というか、あそこから動かさないようにしたのは私だ。
ここまで来るのに約5分。
往復で10分。
そんなに時間を使ってしまったら、ここにいる人はもっと苦しむはず。
「…建物壊しても怒られない?」
『この事態だ。ついでに、周りにも被害はいかないだろう』
千春の一言に、私は分かりやすく顔を輝かせた。
「じゃあ壊しちゃう!」
『いいけど、慎重────』
千春が何かを言い終わる前に、私は駅校舎を壊し、先程の場所まで届くように大きな穴を開けた。
『…最低限の破壊にしとけ、バカ』
そうすれば、あとはあの呪霊を呼ぶだけ。
あの御札には私の呪力が含まれているから、それを手繰り寄せればあの呪霊が来るはず。
「来た!」
ラストの直線にやって来た呪霊の体が見えたら、そこからスピードを上げて一瞬で手中に収める。
「君はちょっと大人しくしてなさいっ」
君のことも殺したくないから、適当に攻撃をして距離を取りことを繰り返す。
「…………。
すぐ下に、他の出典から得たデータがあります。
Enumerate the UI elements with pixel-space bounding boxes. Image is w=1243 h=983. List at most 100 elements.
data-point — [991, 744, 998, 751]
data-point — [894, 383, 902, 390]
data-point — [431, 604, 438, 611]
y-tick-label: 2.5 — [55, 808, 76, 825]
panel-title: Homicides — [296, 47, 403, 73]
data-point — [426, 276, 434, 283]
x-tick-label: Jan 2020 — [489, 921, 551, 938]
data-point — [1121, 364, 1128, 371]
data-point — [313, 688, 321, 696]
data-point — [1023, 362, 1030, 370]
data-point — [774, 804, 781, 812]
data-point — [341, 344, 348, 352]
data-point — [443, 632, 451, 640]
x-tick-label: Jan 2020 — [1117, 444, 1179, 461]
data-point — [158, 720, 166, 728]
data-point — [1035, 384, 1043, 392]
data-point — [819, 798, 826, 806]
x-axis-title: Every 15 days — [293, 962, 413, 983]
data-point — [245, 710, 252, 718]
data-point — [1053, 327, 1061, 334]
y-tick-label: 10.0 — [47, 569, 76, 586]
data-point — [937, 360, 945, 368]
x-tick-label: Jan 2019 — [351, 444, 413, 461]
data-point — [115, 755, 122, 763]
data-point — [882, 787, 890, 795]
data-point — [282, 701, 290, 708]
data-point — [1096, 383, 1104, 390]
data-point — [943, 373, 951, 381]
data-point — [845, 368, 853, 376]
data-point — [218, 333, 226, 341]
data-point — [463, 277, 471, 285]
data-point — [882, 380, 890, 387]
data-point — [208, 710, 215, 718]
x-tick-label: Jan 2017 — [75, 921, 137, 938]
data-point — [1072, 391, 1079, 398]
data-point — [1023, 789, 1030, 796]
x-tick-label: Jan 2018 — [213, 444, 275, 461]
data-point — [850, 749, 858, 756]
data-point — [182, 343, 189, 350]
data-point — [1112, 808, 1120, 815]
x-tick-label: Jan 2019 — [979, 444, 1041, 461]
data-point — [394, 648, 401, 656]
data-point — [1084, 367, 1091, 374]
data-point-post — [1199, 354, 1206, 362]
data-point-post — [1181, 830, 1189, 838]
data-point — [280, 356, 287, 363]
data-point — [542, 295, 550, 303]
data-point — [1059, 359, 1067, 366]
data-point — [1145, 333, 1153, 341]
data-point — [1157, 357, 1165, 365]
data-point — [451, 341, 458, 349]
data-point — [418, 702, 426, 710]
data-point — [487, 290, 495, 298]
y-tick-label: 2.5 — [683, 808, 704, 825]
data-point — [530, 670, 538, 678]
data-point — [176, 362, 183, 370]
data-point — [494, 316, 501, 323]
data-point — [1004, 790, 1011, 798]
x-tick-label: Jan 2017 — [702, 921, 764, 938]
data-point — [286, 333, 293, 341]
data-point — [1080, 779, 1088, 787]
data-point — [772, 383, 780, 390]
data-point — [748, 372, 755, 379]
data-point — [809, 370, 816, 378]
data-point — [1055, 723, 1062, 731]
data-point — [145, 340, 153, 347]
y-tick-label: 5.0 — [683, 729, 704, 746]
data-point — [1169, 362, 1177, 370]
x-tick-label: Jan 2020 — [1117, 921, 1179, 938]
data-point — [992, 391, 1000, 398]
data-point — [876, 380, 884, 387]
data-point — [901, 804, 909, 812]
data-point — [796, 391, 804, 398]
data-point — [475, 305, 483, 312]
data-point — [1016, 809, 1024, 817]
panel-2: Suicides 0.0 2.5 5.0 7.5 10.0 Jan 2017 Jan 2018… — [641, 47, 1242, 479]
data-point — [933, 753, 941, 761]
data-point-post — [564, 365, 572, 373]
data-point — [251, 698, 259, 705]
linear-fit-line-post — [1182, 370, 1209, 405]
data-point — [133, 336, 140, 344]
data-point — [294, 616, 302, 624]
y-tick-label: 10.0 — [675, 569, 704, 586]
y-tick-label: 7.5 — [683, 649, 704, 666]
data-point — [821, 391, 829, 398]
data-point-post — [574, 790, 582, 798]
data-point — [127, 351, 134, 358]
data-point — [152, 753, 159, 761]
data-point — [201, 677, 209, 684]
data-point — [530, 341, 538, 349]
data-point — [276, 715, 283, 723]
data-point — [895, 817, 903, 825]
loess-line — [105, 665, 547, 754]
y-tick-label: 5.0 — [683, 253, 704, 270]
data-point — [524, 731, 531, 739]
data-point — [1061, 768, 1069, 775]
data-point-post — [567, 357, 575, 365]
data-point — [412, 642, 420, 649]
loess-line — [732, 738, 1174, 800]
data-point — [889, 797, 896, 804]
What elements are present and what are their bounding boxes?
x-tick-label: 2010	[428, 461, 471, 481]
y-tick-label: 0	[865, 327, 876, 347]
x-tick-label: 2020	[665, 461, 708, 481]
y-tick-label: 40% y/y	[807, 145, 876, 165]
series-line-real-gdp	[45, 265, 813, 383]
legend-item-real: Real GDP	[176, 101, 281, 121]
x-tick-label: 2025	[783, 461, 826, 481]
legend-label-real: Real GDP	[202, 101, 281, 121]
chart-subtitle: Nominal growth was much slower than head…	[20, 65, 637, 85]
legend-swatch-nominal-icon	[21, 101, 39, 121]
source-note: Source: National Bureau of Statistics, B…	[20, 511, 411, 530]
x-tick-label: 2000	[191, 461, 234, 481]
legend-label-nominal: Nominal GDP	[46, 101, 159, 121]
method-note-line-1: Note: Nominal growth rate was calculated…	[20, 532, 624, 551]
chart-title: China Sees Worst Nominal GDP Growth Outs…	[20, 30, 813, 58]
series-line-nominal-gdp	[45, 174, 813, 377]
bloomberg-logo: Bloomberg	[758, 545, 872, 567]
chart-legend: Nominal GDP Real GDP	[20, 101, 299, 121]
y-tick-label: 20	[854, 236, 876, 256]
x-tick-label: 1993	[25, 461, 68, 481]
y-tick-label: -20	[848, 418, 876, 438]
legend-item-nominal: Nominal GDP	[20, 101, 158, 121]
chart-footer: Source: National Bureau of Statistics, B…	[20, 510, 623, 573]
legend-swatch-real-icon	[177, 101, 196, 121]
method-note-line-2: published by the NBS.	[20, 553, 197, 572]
?……!できたよ!」
『早くないか?』
「いいから早く!」
千春の体に札をぺたぺた。
『…やっぱり無理だな。私の呪力そのものまで制限される』
「そしたら…」
と、その時だった。
「こっちも助けてくれ!!!!!!!!」
そんな声が左から聞こえたのだった。
そっちの呪霊は既に────
(増えてる…!)
とりあえず、彼をこちらに引き寄せて、そのまま奥の呪霊を殺す。
そちらの方向の呪霊は既に殺したはずで、呪力を洩らしてこちらに注意を向けていた。
この呪霊は一体どこから来て、どうして────
『もっと呪力あげろ。強くなってる』
……そういうことか。
私は言われるがまま、出力をある程度まであげることにした。